Obama’s rhetoric seems intended to “raise the fear among American Jews that a fundamental contradiction exists between support for Israel and their concern for America’s national interests,” Prof. Ben-Zvi writes. “Suddenly, as the opponents of the ‘Vienna agreement’ are painted as sectorial and as undermining the national interest, a host of particularly charged questions, tied intrinsically to the Jewish identity, may resurface, underscoring the ostensible contradiction — that seems quite real these days — between identifying with the Israeli stance on the Iranian issue and loyalty to official American interests.”

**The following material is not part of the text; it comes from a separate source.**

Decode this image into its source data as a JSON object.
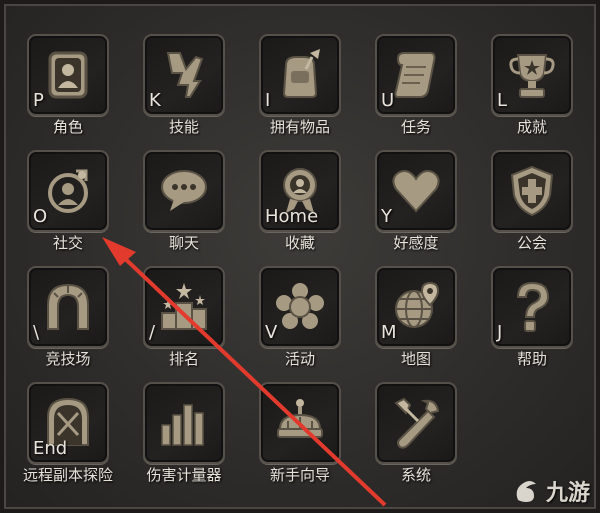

The scheduled release of Jonathan Pollard plays into all of this, Ben-Zvi points out. “On the eve of Jonathan Pollard’s release from prison, the old ghosts that accompanied his arrest and trial are again taking center stage. These ghosts exposed a particularly sensitive nerve in the Jewish American experience.”
“We can only hope,” Ben-Zvi concludes, “that the seeds of division Obama has sown regarding ‘dual loyalty’ will not take this community back to a dark era, an era that supposedly faded away long ago.”
Ben-Zvi has one of the longest and most distinguished resumes of any Israeli political scientist. After earning his Ph.D at the University of Chicago in 1973, he taught at Hebrew University and Tel Aviv University (where he chaired the Department of Political Science and headed the Security Studies Program), with visiting professorships at Georgetown and Cornell, among other institutions. He has been teaching at the University of Haifa for the past decade.
Prof. Ben-Zvi has been the recipient of a Ford Foundation fellowship, won the Landau Annual Award for his 1993 book, The United States and Israel, and three times won the annual competition for the Goldman Visiting Professorship at Georgetown. He is the author of nine critically-acclaimed books on U.S. foreign policy and Israeli-American relations, as well as dozens of scholarly essays published in all the major journals. He is a fixture at international academic conferences in his field. In short, his credentials are impeccable.
When a scholar of the stature of Abraham Ben-Zvi says that President Obama’s rhetoric is conjuring up images of The Protocols of the Elders of Zion, the most notorious antisemitic tract of all time, perhaps it’s time for the president’s advisers and supporters to moderate their approach to the Iran debate.